Jean Pascal believes he still has plenty left in his proverbial tank.

Of course, at age 37 it is never too soon to begin thinking about final score before heading off to the sunset for good.

The resurgent light heavyweight king from Laval, Canada—who ruled the roost a decade ago—presently serves as a secondary titlist, coming off a time capsule 2019 campaign which included upset wins over previously unbeaten Marcus Browne and former two-division champion Badou Jack. Wedged in between those moments was the one-time arrival of Mexico’s Saul ‘Canelo’ Alvarez, who became a three-division titlist after knockout out Sergey Kovalev last December.

It remains highly doubtful that Alvarez (53-1-2, 36KOs) will ever return to light heavyweight, with far more lucrative and winnable options residing at 160 and 168 pounds.

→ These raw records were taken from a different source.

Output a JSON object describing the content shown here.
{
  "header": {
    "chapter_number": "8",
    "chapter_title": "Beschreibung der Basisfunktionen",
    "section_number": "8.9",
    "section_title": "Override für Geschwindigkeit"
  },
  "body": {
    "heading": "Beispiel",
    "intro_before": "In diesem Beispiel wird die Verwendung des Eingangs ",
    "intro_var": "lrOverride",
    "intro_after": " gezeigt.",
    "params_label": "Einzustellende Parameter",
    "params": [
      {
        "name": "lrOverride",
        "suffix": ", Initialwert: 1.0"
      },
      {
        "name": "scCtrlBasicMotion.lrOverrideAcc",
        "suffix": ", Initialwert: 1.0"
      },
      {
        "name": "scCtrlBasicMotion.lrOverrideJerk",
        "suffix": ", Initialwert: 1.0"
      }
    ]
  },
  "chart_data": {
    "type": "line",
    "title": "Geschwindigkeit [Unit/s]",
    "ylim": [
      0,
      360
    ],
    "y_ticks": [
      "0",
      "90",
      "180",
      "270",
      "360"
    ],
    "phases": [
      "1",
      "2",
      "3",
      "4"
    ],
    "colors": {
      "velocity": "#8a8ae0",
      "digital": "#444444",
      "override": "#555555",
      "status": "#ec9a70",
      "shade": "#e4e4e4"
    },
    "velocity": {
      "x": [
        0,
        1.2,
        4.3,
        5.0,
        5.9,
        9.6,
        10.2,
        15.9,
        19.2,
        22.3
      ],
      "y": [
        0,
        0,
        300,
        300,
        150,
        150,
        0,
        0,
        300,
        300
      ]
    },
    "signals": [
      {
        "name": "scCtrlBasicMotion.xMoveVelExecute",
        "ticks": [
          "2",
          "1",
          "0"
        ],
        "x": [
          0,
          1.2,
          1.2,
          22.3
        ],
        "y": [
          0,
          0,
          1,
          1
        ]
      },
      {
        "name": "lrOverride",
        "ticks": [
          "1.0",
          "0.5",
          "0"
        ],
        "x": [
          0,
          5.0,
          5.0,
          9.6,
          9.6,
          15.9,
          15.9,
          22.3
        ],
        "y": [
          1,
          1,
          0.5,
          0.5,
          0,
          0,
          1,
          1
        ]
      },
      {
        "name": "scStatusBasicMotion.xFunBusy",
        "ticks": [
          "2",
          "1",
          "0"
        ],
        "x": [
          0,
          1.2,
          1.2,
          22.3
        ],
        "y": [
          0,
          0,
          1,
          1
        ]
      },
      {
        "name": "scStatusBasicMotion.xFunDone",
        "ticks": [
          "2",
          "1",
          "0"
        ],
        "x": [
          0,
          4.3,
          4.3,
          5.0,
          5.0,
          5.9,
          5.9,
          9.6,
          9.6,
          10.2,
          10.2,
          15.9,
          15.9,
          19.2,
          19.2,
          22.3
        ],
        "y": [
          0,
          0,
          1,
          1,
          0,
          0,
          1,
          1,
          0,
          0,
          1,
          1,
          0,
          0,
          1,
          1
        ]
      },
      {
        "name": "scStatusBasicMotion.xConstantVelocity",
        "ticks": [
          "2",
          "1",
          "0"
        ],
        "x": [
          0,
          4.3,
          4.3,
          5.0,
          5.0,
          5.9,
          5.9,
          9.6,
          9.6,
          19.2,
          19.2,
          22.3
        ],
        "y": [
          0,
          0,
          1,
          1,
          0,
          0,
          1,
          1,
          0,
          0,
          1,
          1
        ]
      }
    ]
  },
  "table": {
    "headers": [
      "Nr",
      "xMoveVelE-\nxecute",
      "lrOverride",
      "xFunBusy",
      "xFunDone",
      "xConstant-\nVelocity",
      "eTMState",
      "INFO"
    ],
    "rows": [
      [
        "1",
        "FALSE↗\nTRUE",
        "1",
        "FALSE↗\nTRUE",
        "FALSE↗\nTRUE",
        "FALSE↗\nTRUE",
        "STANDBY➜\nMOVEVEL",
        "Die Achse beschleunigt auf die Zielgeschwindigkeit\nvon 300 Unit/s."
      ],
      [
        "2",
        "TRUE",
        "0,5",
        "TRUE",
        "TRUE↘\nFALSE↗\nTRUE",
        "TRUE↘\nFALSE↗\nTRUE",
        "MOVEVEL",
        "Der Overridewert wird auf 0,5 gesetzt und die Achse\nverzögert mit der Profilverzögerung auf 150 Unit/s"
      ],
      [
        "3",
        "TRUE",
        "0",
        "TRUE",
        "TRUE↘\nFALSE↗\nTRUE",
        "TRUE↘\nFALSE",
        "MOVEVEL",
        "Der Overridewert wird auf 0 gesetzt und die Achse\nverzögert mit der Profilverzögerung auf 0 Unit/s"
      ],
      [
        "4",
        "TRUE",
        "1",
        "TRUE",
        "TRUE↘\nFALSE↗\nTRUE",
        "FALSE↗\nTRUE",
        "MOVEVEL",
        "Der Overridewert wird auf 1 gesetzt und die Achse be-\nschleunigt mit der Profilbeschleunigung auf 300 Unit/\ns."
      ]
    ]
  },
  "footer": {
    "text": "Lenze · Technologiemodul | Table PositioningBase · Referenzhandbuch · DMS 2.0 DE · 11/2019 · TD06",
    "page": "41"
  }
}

Still, any fighter would be remiss if they didn’t at least throw their hat in the ring for a crack at the biggest draw in the sport today.

“If Canelo wants to make history once again—if he wants to claim a second title in the division, I’m right here,” Pascal (35-6-1, 20KOs), the current secondary light heavyweight titlist insisted during his appearance on Time Out with Ray Flores on the Premier Boxing Champions (PBC) Instagram Live channel. “I know for a fact, his style and my style in the ring that’s going to be fireworks.”

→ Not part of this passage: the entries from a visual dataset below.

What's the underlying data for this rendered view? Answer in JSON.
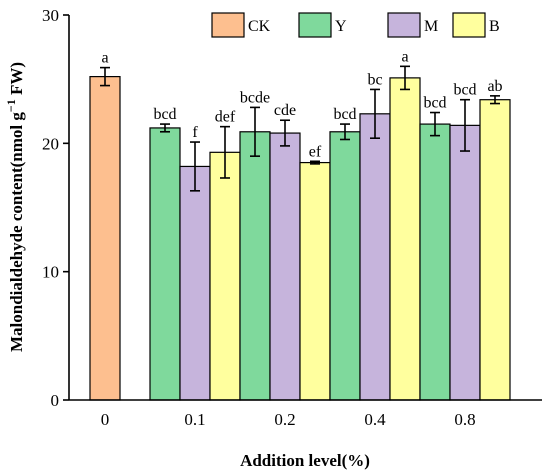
{
  "chart_data": {
    "type": "bar",
    "title": "",
    "xlabel": "Addition level(%)",
    "ylabel": "Malondialdehyde content(nmol g⁻¹ FW)",
    "ylabel_parts": {
      "main": "Malondialdehyde content(nmol g",
      "sup": "−1",
      "tail": " FW)"
    },
    "ylim": [
      0,
      30
    ],
    "yticks": [
      "0",
      "10",
      "20",
      "30"
    ],
    "categories": [
      "0",
      "0.1",
      "0.2",
      "0.4",
      "0.8"
    ],
    "series": [
      {
        "name": "CK",
        "color": "#FDBF8F",
        "values": [
          25.2,
          null,
          null,
          null,
          null
        ],
        "errors": [
          0.7,
          null,
          null,
          null,
          null
        ],
        "letters": [
          "a",
          null,
          null,
          null,
          null
        ]
      },
      {
        "name": "Y",
        "color": "#7FD99C",
        "values": [
          null,
          21.2,
          20.9,
          20.9,
          21.5
        ],
        "errors": [
          null,
          0.3,
          1.9,
          0.6,
          0.9
        ],
        "letters": [
          null,
          "bcd",
          "bcde",
          "bcd",
          "bcd"
        ]
      },
      {
        "name": "M",
        "color": "#C6B4DC",
        "values": [
          null,
          18.2,
          20.8,
          22.3,
          21.4
        ],
        "errors": [
          null,
          1.9,
          1.0,
          1.9,
          2.0
        ],
        "letters": [
          null,
          "f",
          "cde",
          "bc",
          "bcd"
        ]
      },
      {
        "name": "B",
        "color": "#FFFF9E",
        "values": [
          null,
          19.3,
          18.5,
          25.1,
          23.4
        ],
        "errors": [
          null,
          2.0,
          0.1,
          0.9,
          0.3
        ],
        "letters": [
          null,
          "def",
          "ef",
          "a",
          "ab"
        ]
      }
    ],
    "legend_position": "top-right",
    "grid": false
  }
}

Pascal picked up a secondary version of the 175-pound crown with his upset win over Browne, scoring three knockdowns before the fight was stopped on a cut due to an accidental headbutt in round eight. His late surge was enough to take a technical decision, and along with it Browne’s record and light heavyweight belt. Pascal defended the strap with a 12-round win over Jack last December in Atlanta, Georgia.

The two wins were a massive career turnaround from his previous fall from grace. Pascal’s stay as World light heavyweight champion at the start of the 2010s lasted just nine months, losing a 12-round decision to Bernard Hopkins in May 2011, five months after the two fought to a draw. The most notable feat of Pascal’s career over the next six years would be a win over countryman Lucian Bute in January 2014. A pair of knockout losses to then-unbeaten unified titlist Sergey Kovalev would follow, along with a June 2017 points loss to countryman Eleider Alvarez.

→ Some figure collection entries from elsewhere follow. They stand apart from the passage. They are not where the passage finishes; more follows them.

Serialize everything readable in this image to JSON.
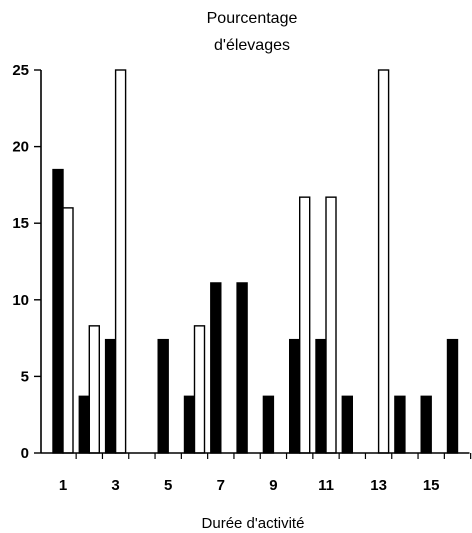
{
  "chart_data": {
    "type": "bar",
    "title_line1": "Pourcentage",
    "title_line2": "d'élevages",
    "xlabel": "Durée d'activité",
    "ylabel": "",
    "ylim": [
      0,
      25
    ],
    "yticks": [
      0,
      5,
      10,
      15,
      20,
      25
    ],
    "x": [
      1,
      2,
      3,
      4,
      5,
      6,
      7,
      8,
      9,
      10,
      11,
      12,
      13,
      14,
      15,
      16
    ],
    "xtick_labels": [
      "1",
      "3",
      "5",
      "7",
      "9",
      "11",
      "13",
      "15"
    ],
    "xtick_positions": [
      1,
      3,
      5,
      7,
      9,
      11,
      13,
      15
    ],
    "grid": false,
    "legend": "none",
    "series": [
      {
        "style": "filled",
        "color": "#000000",
        "values": [
          18.5,
          3.7,
          7.4,
          0,
          7.4,
          3.7,
          11.1,
          11.1,
          3.7,
          7.4,
          7.4,
          3.7,
          0,
          3.7,
          3.7,
          7.4
        ]
      },
      {
        "style": "outline",
        "color": "#ffffff",
        "values": [
          16.0,
          8.3,
          25.0,
          0,
          0,
          8.3,
          0,
          0,
          0,
          16.7,
          16.7,
          0,
          25.0,
          0,
          0,
          0
        ]
      }
    ]
  }
}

Pascal turned back the clock later that year, scoring a stunningly one-sided 6th round knockout of unbeaten Ahmed Elbiali. Their December 2018 clash in Miami, Florida was believed to be the last of Pascal’s career, only to reconsider in order to not leave behind any regret once he’s truly ready to call it quits.

Wins over Browne and Jack—which both came after a lopsided loss to unbeaten 175-pound titlist Dmitry Bivol—have Pascal feeling on top of the world once again. Rematches with both have been discussed and remain viable options, but neither carry the monetary appeal or notoriety that would come with a showdown versus arguably the best active fighter in the world.

“Canelo right now is a top three, top four pound-for-pound fighter in the world. You know me, I love challenges,” notes Pascal. “It will be a risk, a great challenge for me as well as a great risk for Canelo but at the end of the day, we want to make history.

“When we leave Planet Earth, we want to be remembered. This is the best way to be remembered, to make history.”